2.2. Participants and Procedures

The study was conducted in the area of Attica, Greece from October 2021 to February 2022. A total of 400 children (239 boys and 161 girls), aged between 3 and 5.5 years, were included in the study. More specifically, in order to recruit volunteers, the first basic information tank was the individual municipalities, which maintain official registration documents of the population attending the preschools as well as the kindergartens that belong to them. Relevant letters were sent informing the bodies about the conduct of this investigation and the need for their assistance. Children with neurodevelopmental and/or intellectual disabilities and/or other psychiatric diseases, genetic syndromes, chromosomal abnormalities, severe prematurity, metabolic disorders, and neurological or other chronic diseases were excluded from the study.
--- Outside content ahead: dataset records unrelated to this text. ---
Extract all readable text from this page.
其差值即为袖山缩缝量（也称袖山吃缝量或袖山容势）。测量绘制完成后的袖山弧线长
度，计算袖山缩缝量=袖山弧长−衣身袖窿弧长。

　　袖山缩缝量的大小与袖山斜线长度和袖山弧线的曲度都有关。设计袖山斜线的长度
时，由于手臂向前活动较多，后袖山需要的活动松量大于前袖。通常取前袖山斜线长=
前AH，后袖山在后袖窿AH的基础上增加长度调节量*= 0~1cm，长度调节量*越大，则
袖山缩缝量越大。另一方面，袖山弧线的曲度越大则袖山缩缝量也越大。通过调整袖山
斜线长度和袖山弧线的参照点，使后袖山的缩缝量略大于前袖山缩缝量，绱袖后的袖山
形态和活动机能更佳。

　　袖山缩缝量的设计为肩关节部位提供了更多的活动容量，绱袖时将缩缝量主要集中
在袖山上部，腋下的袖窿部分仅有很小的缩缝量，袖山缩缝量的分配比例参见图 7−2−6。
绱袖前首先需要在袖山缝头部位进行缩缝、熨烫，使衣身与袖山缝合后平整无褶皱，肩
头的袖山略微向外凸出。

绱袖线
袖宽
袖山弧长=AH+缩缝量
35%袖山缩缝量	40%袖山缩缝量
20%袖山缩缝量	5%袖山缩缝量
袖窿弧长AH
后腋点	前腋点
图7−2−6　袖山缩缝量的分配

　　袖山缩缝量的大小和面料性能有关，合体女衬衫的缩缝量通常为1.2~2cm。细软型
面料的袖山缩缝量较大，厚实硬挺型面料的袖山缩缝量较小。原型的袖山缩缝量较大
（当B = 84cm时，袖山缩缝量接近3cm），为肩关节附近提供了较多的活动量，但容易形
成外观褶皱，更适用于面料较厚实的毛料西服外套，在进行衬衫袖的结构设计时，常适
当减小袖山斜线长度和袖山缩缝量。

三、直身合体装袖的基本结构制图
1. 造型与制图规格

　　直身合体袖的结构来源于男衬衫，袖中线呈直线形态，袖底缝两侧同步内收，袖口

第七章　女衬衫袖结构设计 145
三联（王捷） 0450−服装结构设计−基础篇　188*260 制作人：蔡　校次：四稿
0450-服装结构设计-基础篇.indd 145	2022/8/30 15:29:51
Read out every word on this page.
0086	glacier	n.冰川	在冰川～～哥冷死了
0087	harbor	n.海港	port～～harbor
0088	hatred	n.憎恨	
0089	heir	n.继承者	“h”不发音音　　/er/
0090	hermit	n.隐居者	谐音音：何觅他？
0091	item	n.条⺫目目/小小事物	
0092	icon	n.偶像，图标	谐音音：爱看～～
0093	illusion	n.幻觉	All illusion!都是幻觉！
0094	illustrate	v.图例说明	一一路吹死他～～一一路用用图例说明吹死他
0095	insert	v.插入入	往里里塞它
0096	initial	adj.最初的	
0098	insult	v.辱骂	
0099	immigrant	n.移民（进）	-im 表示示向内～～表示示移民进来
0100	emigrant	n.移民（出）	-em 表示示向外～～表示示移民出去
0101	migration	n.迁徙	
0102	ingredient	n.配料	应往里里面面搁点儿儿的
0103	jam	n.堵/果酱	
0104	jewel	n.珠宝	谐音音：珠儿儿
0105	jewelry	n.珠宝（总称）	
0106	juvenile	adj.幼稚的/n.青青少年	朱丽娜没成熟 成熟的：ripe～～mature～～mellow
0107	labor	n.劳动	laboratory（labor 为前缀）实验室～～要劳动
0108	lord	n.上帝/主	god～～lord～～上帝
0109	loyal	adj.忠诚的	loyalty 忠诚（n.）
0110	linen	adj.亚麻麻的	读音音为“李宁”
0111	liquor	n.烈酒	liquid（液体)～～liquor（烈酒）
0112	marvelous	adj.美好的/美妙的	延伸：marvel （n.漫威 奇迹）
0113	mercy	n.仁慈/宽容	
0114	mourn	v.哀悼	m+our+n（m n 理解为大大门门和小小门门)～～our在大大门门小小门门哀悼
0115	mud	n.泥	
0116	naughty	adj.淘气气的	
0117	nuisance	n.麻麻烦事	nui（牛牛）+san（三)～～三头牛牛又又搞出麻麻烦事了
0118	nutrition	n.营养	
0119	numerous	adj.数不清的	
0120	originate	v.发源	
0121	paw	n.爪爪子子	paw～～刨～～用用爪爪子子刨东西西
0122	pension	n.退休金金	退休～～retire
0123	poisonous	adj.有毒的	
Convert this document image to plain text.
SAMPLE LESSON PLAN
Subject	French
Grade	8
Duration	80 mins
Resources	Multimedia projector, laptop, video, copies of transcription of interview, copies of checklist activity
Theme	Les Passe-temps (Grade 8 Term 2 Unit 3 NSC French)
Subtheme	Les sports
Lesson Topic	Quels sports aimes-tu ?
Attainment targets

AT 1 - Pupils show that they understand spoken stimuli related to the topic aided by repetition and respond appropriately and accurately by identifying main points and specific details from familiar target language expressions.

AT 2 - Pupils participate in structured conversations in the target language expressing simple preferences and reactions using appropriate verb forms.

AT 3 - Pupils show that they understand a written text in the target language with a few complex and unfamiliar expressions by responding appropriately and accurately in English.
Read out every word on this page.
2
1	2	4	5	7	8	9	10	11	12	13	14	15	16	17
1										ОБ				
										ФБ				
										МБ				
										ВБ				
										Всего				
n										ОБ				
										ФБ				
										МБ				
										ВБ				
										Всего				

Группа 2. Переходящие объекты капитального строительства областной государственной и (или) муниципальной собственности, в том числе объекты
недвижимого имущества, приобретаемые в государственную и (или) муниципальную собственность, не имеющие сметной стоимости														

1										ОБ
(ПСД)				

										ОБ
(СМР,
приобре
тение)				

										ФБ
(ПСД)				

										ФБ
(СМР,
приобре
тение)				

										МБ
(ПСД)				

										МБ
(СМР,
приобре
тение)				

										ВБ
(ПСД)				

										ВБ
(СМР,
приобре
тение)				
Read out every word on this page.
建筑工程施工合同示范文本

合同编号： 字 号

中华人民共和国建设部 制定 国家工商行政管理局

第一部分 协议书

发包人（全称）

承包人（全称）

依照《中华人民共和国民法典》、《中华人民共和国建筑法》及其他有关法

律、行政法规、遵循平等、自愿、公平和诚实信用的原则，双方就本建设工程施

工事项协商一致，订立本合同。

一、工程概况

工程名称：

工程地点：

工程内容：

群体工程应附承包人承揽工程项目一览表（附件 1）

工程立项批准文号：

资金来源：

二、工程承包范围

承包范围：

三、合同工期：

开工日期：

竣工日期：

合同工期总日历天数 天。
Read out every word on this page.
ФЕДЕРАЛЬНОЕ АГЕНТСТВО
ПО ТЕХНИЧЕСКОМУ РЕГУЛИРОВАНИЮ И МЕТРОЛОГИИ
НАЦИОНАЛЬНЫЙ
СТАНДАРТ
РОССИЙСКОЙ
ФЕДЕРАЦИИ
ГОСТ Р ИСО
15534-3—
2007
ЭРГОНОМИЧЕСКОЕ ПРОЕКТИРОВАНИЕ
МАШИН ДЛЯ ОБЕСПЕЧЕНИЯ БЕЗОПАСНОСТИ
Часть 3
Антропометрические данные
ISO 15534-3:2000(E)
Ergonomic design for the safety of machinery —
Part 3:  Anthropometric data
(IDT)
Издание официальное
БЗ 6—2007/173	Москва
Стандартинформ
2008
Of the 480 individuals that were approached for screening, 426 (88.7%) completed the entire questionnaire. Of these 426 individuals, 400 children were eligible. The main reasons for ineligibility were poor use of the Greek language (N = 2) and reported use of services for developmental delays (N = 24). The nationality of the participants was not an exclusion criterion, since parents spoke fluently the Greek language fluently. The descriptive characteristics of the participants are presented in Table 1.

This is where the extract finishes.